I peli biondi sulle sue cosce abbronzate sono sempre stati il suo simbolo che le vacanze stavano finendo. Significava che l’estate aveva fatto la sua magia.
Le infradito verde scuro vicino alla porta del bagno erano sporche e quasi completamente consumate. I graffi sul collo del piede non erano ancora del tutto guariti e, a contatto con la schiuma del bagno, bruciavano un po’. L’acqua, che formava un piccolo vortice prima di scomparire nello scarico della vasca, stava lavando via il sale e la stanchezza della giornata. Si era asciugata con l’accappatoio di spugna blu, appeso accanto a quello azzurro che usava lui. I suoi lunghi capelli castani non avevano visto un asciugacapelli da un mese, e la camicia da notte lilla che si era infilata per dormire era già bagnata.

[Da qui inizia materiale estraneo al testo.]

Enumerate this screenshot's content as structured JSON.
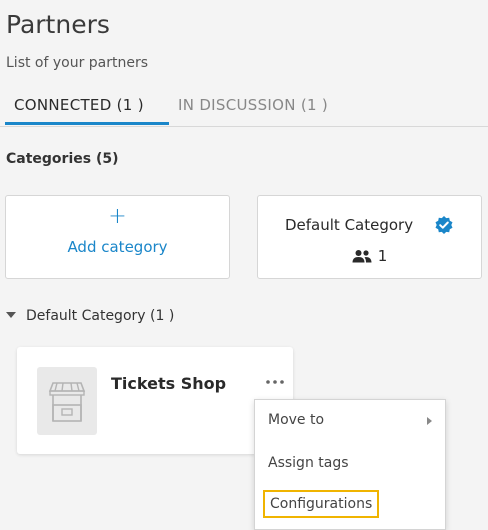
{
  "header": {
    "title": "Partners",
    "subtitle": "List of your partners"
  },
  "tabs": [
    {
      "label": "CONNECTED (1 )",
      "active": true
    },
    {
      "label": "IN DISCUSSION (1 )",
      "active": false
    }
  ],
  "categories": {
    "label": "Categories (5)",
    "add_label": "Add category",
    "default_card": {
      "title": "Default Category",
      "count": "1"
    }
  },
  "group": {
    "header": "Default Category (1 )"
  },
  "partner": {
    "name": "Tickets Shop"
  },
  "menu": {
    "items": [
      "Move to",
      "Assign tags",
      "Configurations"
    ]
  },
  "colors": {
    "accent": "#1a86c9",
    "highlight": "#f0b400",
    "background": "#f4f4f4"
  }
}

Alessandro era seduto davanti casa. Bermuda, infradito, petto nudo. Portava addosso la stanchezza dei quattro mesi di alta stagione, ormai alla fine. La testa appoggiata al muro dietro di lui, lo sguardo rilassato rivolto verso il cielo scuro, fumava. Olimpia gli aveva posato un bacio sulle labbra. Sapeva di fumo, non le piaceva, ma con lui era impossibile fermarsi e, trascinata dal desiderio, si era seduta sulle sue gambe. Lui le baciava il collo e la camicia da notte leggermente alzata le lasciava il sedere scoperto.
All’improvviso sentirono il rombo di un motore che si avvicinava. Lui cercò di coprirla con le mani e l’auto si fermò. Lei aveva voglia di ridere. Teneva il viso nascosto dietro il suo collo, con la stessa convinzione dei bambini quando pensano di non poter essere visti semplicemente coprendosi il viso con le mani.
Alessa’.
“Oh!”
“Ah, fate i bravi, ci vediamo domani.”
L’auto ripartì.
Lei uscì dal suo nascondiglio e guardò Alessandro negli occhi. Era arrossita, ma la luce giallastra del lampione non lo rivelava.
“Sicuramente ha visto le mie mutande. Almeno avevo messo quelle belle.”
Scoppiarono a ridere. Avevano raggiunto un livello di complicità che Olimpia non aveva mai condiviso con nessun altro prima. Si intrecciarono tra le risate, e lui le giocava con i capelli.
“Non pensavo che mi sarei affezionato così tanto a te.”
Olimpia si irrigidì. Non poteva dirle queste cose. Non era questo l’accordo. O almeno non era questo il patto che aveva fatto con se stessa. Lui non poteva essere suo, e questo lo sapeva bene. Era suo solo su questa isola nera, con il mare imprevedibile, il sole feroce, il vento incessante, il turismo stagionale.
Non gli rispose, lo baciò forte invece. Si addormentarono con le labbra ancora che si sfioravano.